Melalui hukum kasih disini, Tuhan Yesus sedang mengajarkan kepada kita bahwa intisari dari segala peraturan Tuhan adalah tentang kasih. Bagaimana kita bisa menyatakan hidup yang mengasihi Allah, dan sekaligus juga mengasihi sesama manusia. Itulah yang menjadi prinsip utama, yang mendasari seluruh aturan hukum dari Tuhan kepada umat-Nya. Apabila kita melihat Sepuluh Hukum Tuhan (Keluaran 20:2-17), maka kita akan melihat dua aspek utama ini tercakup di dalamnya. Intisari dari Taurat adalah mengasihi Tuhan Allah, dan mengasihi sesama manusia! Inilah prinsip utama dari segala aturan kehidupan orang beriman.

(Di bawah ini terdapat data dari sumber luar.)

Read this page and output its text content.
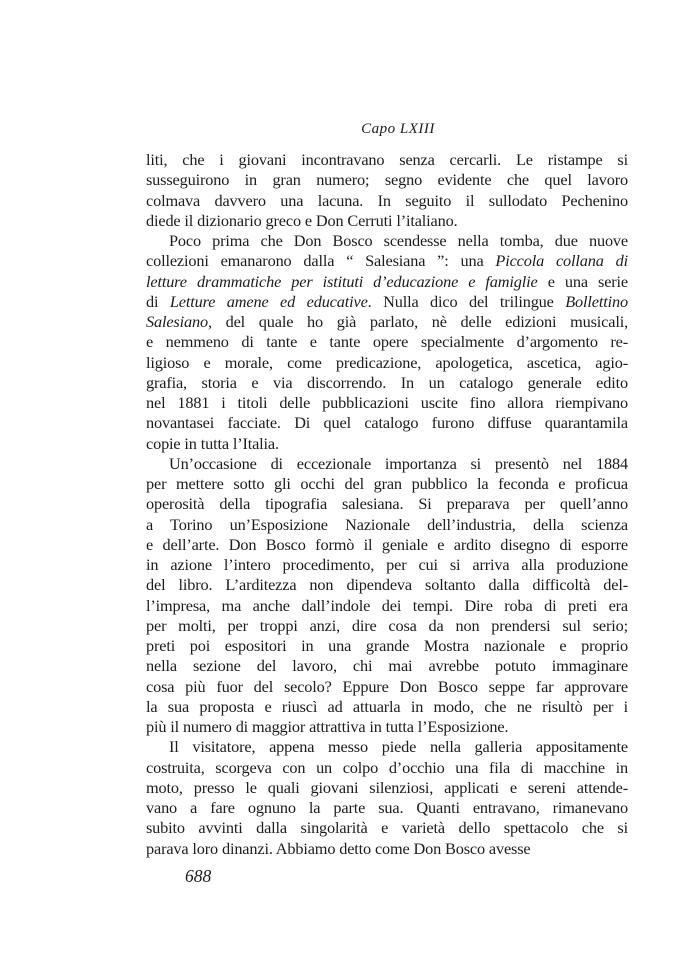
Capo LXIII
liti, che i giovani incontravano senza cercarli. Le ristampe si
susseguirono in gran numero; segno evidente che quel lavoro
colmava davvero una lacuna. In seguito il sullodato Pechenino
diede il dizionario greco e Don Cerruti l’italiano.
Poco prima che Don Bosco scendesse nella tomba, due nuove
collezioni emanarono dalla “ Salesiana ”: una Piccola collana di
letture drammatiche per istituti d’educazione e famiglie e una serie
di Letture amene ed educative. Nulla dico del trilingue Bollettino
Salesiano, del quale ho già parlato, nè delle edizioni musicali,
e nemmeno di tante e tante opere specialmente d’argomento re-
ligioso e morale, come predicazione, apologetica, ascetica, agio-
grafia, storia e via discorrendo. In un catalogo generale edito
nel 1881 i titoli delle pubblicazioni uscite fino allora riempivano
novantasei facciate. Di quel catalogo furono diffuse quarantamila
copie in tutta l’Italia.
Un’occasione di eccezionale importanza si presentò nel 1884
per mettere sotto gli occhi del gran pubblico la feconda e proficua
operosità della tipografia salesiana. Si preparava per quell’anno
a Torino un’Esposizione Nazionale dell’industria, della scienza
e dell’arte. Don Bosco formò il geniale e ardito disegno di esporre
in azione l’intero procedimento, per cui si arriva alla produzione
del libro. L’arditezza non dipendeva soltanto dalla difficoltà del-
l’impresa, ma anche dall’indole dei tempi. Dire roba di preti era
per molti, per troppi anzi, dire cosa da non prendersi sul serio;
preti poi espositori in una grande Mostra nazionale e proprio
nella sezione del lavoro, chi mai avrebbe potuto immaginare
cosa più fuor del secolo? Eppure Don Bosco seppe far approvare
la sua proposta e riuscì ad attuarla in modo, che ne risultò per i
più il numero di maggior attrattiva in tutta l’Esposizione.
Il visitatore, appena messo piede nella galleria appositamente
costruita, scorgeva con un colpo d’occhio una fila di macchine in
moto, presso le quali giovani silenziosi, applicati e sereni attende-
vano a fare ognuno la parte sua. Quanti entravano, rimanevano
subito avvinti dalla singolarità e varietà dello spettacolo che si
parava loro dinanzi. Abbiamo detto come Don Bosco avesse
688
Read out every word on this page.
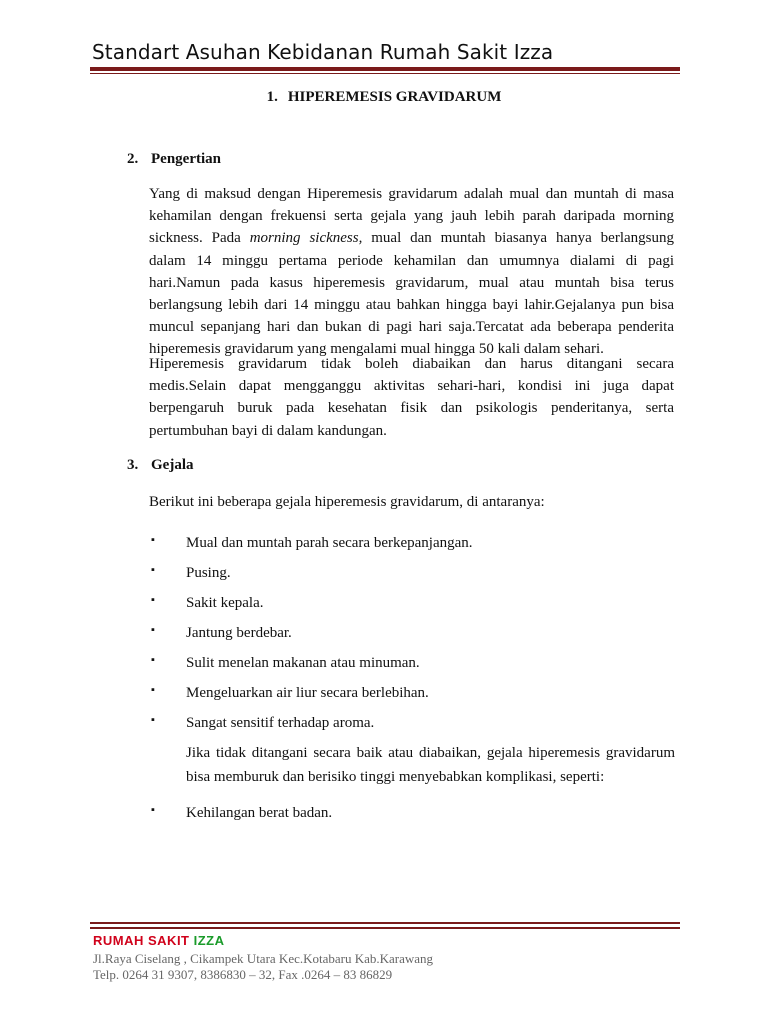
Standart Asuhan Kebidanan Rumah Sakit Izza
1. HIPEREMESIS GRAVIDARUM
2. Pengertian
Yang di maksud dengan Hiperemesis gravidarum adalah mual dan muntah di masa
kehamilan dengan frekuensi serta gejala yang jauh lebih parah daripada morning
sickness. Pada morning sickness, mual dan muntah biasanya hanya berlangsung
dalam 14 minggu pertama periode kehamilan dan umumnya dialami di pagi
hari.Namun pada kasus hiperemesis gravidarum, mual atau muntah bisa terus
berlangsung lebih dari 14 minggu atau bahkan hingga bayi lahir.Gejalanya pun bisa
muncul sepanjang hari dan bukan di pagi hari saja.Tercatat ada beberapa penderita
hiperemesis gravidarum yang mengalami mual hingga 50 kali dalam sehari.
Hiperemesis gravidarum tidak boleh diabaikan dan harus ditangani secara
medis.Selain dapat mengganggu aktivitas sehari-hari, kondisi ini juga dapat
berpengaruh buruk pada kesehatan fisik dan psikologis penderitanya, serta
pertumbuhan bayi di dalam kandungan.
3. Gejala
Berikut ini beberapa gejala hiperemesis gravidarum, di antaranya:
▪ Mual dan muntah parah secara berkepanjangan.
▪ Pusing.
▪ Sakit kepala.
▪ Jantung berdebar.
▪ Sulit menelan makanan atau minuman.
▪ Mengeluarkan air liur secara berlebihan.
▪ Sangat sensitif terhadap aroma.
Jika tidak ditangani secara baik atau diabaikan, gejala hiperemesis gravidarum
bisa memburuk dan berisiko tinggi menyebabkan komplikasi, seperti:
▪ Kehilangan berat badan.
RUMAH SAKIT IZZA
Jl.Raya Ciselang , Cikampek Utara Kec.Kotabaru Kab.Karawang
Telp. 0264 31 9307, 8386830 – 32, Fax .0264 – 83 86829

Oleh karena itu, ketimbang terjebak dalam polemik mengenai detil-detil aturan hukum. Tuhan Yesus mengajarkan kepada kita untuk memahami jiwa dari hukum tersebut. Sehingga, yang perlu kita renungkan ketika menjalani kehidupan sebagai pengikut Kristus adalah: Apakah yang kulakukan ini mencerminkan kasih kita kepada Tuhan dan kepada sesama? Keduanya adalah aspek yang harus berjalan selaras. Maksudnya adalah, ungkapan kasih kita kepada Tuhan tidak boleh mengabaikan kasih kita kepada sesama. Dan sebaliknya, kita tidak bisa menyatakan kasih kepada sesama, namun mengabaikan kasih kita kepada Tuhan.

Inilah intisari hukum Tuhan dalam kehidupan kita. Biarlah kita semakin berhikmat dalam memahami jiwa dari hukum Tuhan untuk kita jalankan. Tuhan memberkati. Amin.